櫻子の勝手にシネマ

アバウト・タイム 愛おしい時間についての櫻子の勝手にシネマのレビュー・感想・評価

4.3
タイムトラベルできる主人公がその能力を使い、恋人や家族との時間を繰り返す中で、何気ない普段の日々が、かげがえのない時間だったと気づく…。
そんな物語となっている。
公開は2013年(イギリス)、リチャード・カーティス監督作品。

ロマンティックなストーリーに花を添えるのが、美しい舞台となるイギリス各地だ。
1つ目は、ティムの家があるコーンウォール地方。
海辺を歩くシーンや家族でランチを楽しむシーンなど、美しい海が印象的な素敵な場所だ。

2つ目はティム(ドーナル・グリーソン)が始めてロンドンに降り立った『パディンドン駅』。
パディンドン駅は多くの人々にとってロンドン生活の出発地点になる場所だ。

余談だが、私は3年ほどロンドンの『グロスターロード駅』から徒歩10分くらいにある場所に住んでいた。
グロスターロード駅からパディンドン駅までのルートは4パターンあり、チューブ(地下鉄)で10分、バス20分、タクシー5〜6分、徒歩でも30分くらいの距離。
パディンドンウォーターサイドやリージェンツ・パーク、ロンドン動物園、ハイドパーク、ケンジントン宮殿、アビーロードなど、観光名所と言われる場所にアクセスしやすいので、滞在中は私も頻繁に利用した。

3つ目は、ハリーの家へと向かう途中にある『アビーロード』。
ビートルズのアルバムジャケット写真で有名な横断歩道だ。
歴史遺産にも指定され、現在でも多くの観光客が訪れる。

4つ目は、ティムとメアリー(レイチェル・マクアダムス)が出会った暗闇レストラン。
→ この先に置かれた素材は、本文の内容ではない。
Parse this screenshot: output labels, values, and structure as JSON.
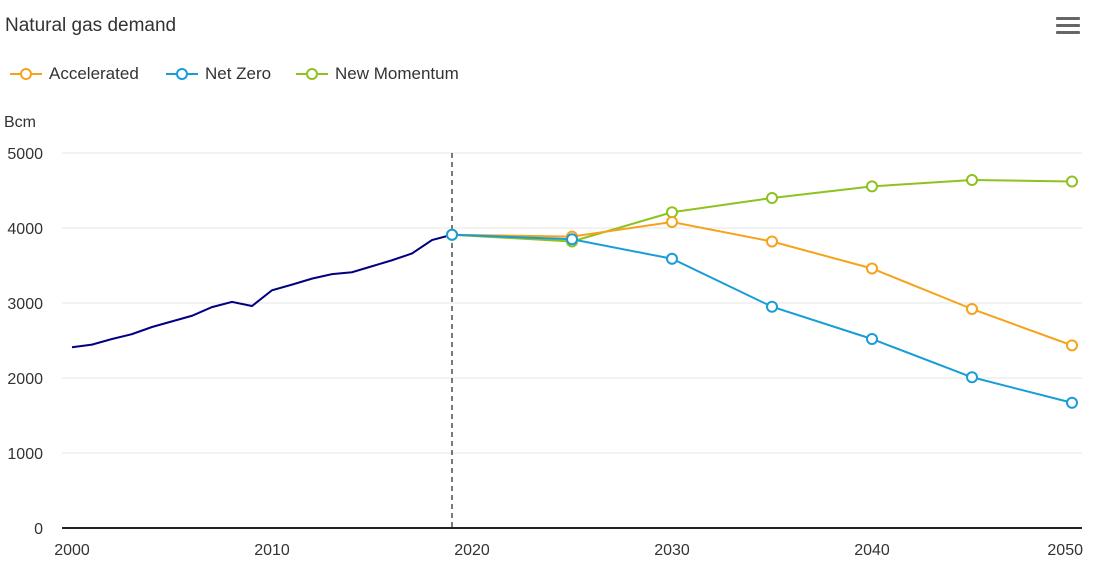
{
  "header": {
    "title": "Natural gas demand",
    "menu_icon": "hamburger-menu-icon"
  },
  "chart_data": {
    "type": "line",
    "title": "Natural gas demand",
    "ylabel": "Bcm",
    "xlabel": "",
    "xlim": [
      2000,
      2050
    ],
    "ylim": [
      0,
      5000
    ],
    "x_ticks": [
      "2000",
      "2010",
      "2020",
      "2030",
      "2040",
      "2050"
    ],
    "y_ticks": [
      "0",
      "1000",
      "2000",
      "3000",
      "4000",
      "5000"
    ],
    "grid": true,
    "legend_position": "top-left",
    "reference_line": {
      "x": 2019,
      "style": "dashed"
    },
    "historical": {
      "color": "#000080",
      "x": [
        2000,
        2001,
        2002,
        2003,
        2004,
        2005,
        2006,
        2007,
        2008,
        2009,
        2010,
        2011,
        2012,
        2013,
        2014,
        2015,
        2016,
        2017,
        2018,
        2019
      ],
      "values": [
        2410,
        2445,
        2520,
        2585,
        2680,
        2755,
        2830,
        2945,
        3015,
        2960,
        3170,
        3245,
        3325,
        3385,
        3410,
        3490,
        3570,
        3660,
        3840,
        3910
      ]
    },
    "x": [
      2019,
      2025,
      2030,
      2035,
      2040,
      2045,
      2050
    ],
    "series": [
      {
        "name": "Accelerated",
        "color": "#F7A21B",
        "values": [
          3910,
          3885,
          4080,
          3820,
          3460,
          2920,
          2435
        ]
      },
      {
        "name": "Net Zero",
        "color": "#199DD8",
        "values": [
          3910,
          3850,
          3590,
          2950,
          2520,
          2010,
          1670
        ]
      },
      {
        "name": "New Momentum",
        "color": "#8DC21F",
        "values": [
          3910,
          3820,
          4210,
          4400,
          4555,
          4640,
          4620
        ]
      }
    ]
  }
}
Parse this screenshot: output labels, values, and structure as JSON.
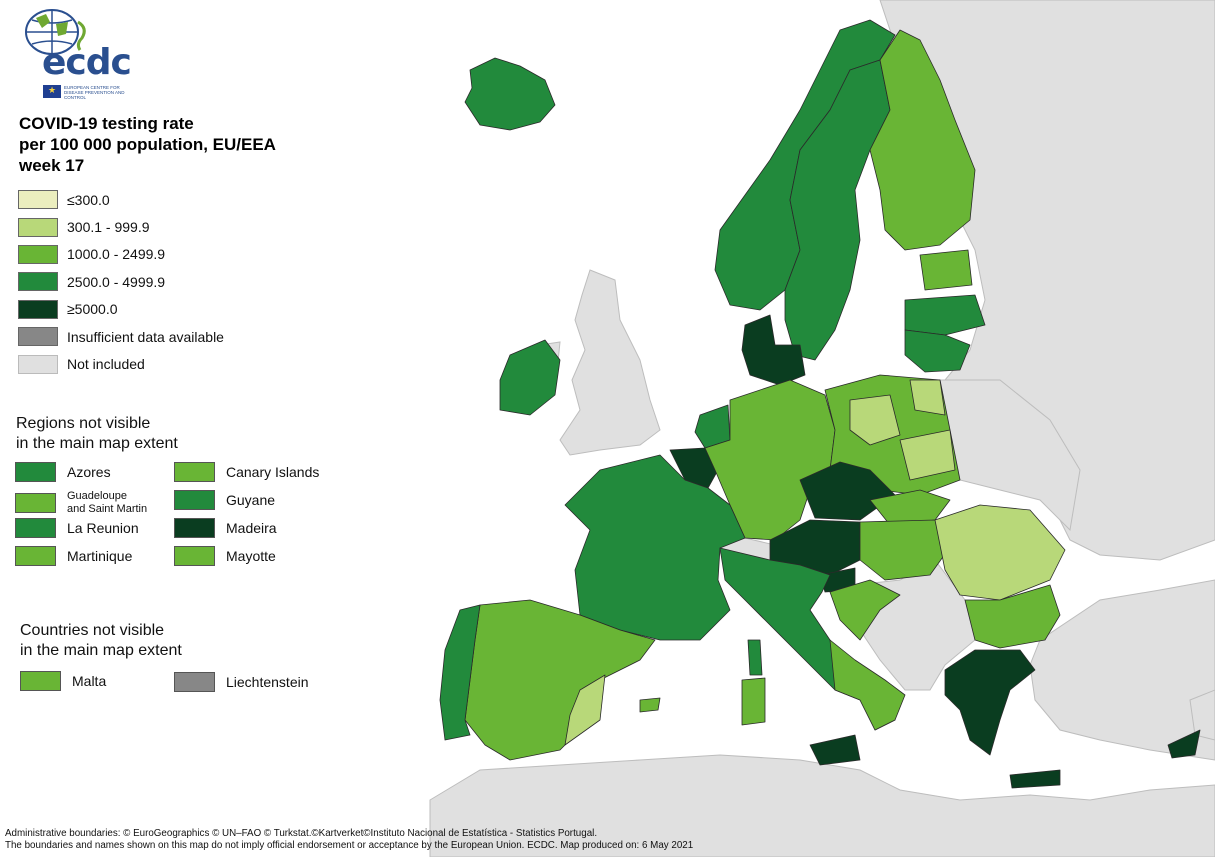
{
  "logo": {
    "text": "ecdc",
    "subtext": "EUROPEAN CENTRE FOR DISEASE PREVENTION AND CONTROL"
  },
  "title": "COVID-19 testing rate\nper 100 000 population, EU/EEA\nweek 17",
  "colors": {
    "cat1": "#ebeebe",
    "cat2": "#b8d879",
    "cat3": "#69b535",
    "cat4": "#228a3c",
    "cat5": "#0a3d20",
    "insufficient": "#878787",
    "not_included": "#e0e0e0",
    "sea": "#ffffff",
    "border": "#2a2a2a"
  },
  "legend": {
    "items": [
      {
        "label": "≤300.0",
        "color": "#ebeebe"
      },
      {
        "label": "300.1 - 999.9",
        "color": "#b8d879"
      },
      {
        "label": "1000.0 - 2499.9",
        "color": "#69b535"
      },
      {
        "label": "2500.0 - 4999.9",
        "color": "#228a3c"
      },
      {
        "label": "≥5000.0",
        "color": "#0a3d20"
      },
      {
        "label": "Insufficient data available",
        "color": "#878787"
      },
      {
        "label": "Not included",
        "color": "#e0e0e0"
      }
    ]
  },
  "regions_section": {
    "title": "Regions not visible\nin the main map extent",
    "items": [
      {
        "label": "Azores",
        "color": "#228a3c"
      },
      {
        "label": "Canary Islands",
        "color": "#69b535"
      },
      {
        "label": "Guadeloupe\nand Saint Martin",
        "color": "#69b535"
      },
      {
        "label": "Guyane",
        "color": "#228a3c"
      },
      {
        "label": "La Reunion",
        "color": "#228a3c"
      },
      {
        "label": "Madeira",
        "color": "#0a3d20"
      },
      {
        "label": "Martinique",
        "color": "#69b535"
      },
      {
        "label": "Mayotte",
        "color": "#69b535"
      }
    ]
  },
  "countries_section": {
    "title": "Countries not visible\nin the main map extent",
    "items": [
      {
        "label": "Malta",
        "color": "#69b535"
      },
      {
        "label": "Liechtenstein",
        "color": "#878787"
      }
    ]
  },
  "footer": {
    "line1": "Administrative boundaries: © EuroGeographics © UN–FAO © Turkstat.©Kartverket©Instituto Nacional de Estatística - Statistics Portugal.",
    "line2": "The boundaries and names shown on this map do not imply official endorsement or acceptance by the European Union. ECDC. Map produced on: 6 May 2021"
  }
}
これは実際にロンドンに存在している『ダン・ル・ノワール』というお店だ。視覚障害のあるウェイターがサービスを提供し、店名の通り暗闇の中で食事をする。

5つ目は、メアリーが住んでいた家の近所にあるポートベロー・マーケット。
リチャード・カーティス監督が脚本を出掛けた映画『ノッティング・ヒルの恋人』の舞台としても有名な場所になっている。

これらの街から人々の生活や文化を想像しながら観賞するのもお勧めだ。

この映画の魅力の一つに音楽の力もある。
ポップな音楽から情緒的な音楽まで、非常にセンスの高いラインナップだ。
ポール・ブキャナンの『Mid Air』、ザ・キュアーの『Friday I'm In Love』、2人の結婚式で流れていたイル・ヴォーロの『Jimmy Fontana』、ティムの父親(ビル・ナイ)の葬式のシーンではニック・ケイブの『Into My Arms』が流れていた。
私は映画を観終わってから、これらの音楽をBGMに映画の余韻に浸り楽しんでいる。

本作は、平凡な日々の生活の中にこそ幸せがあることを、魅力的な音楽と共に教えてくれる映画だ。
恋人や家族と観賞すると毎日の大切さに気付くかもしれない。
勿論1人で観ても楽しめる、前向きになりたい時に観たい映画だ。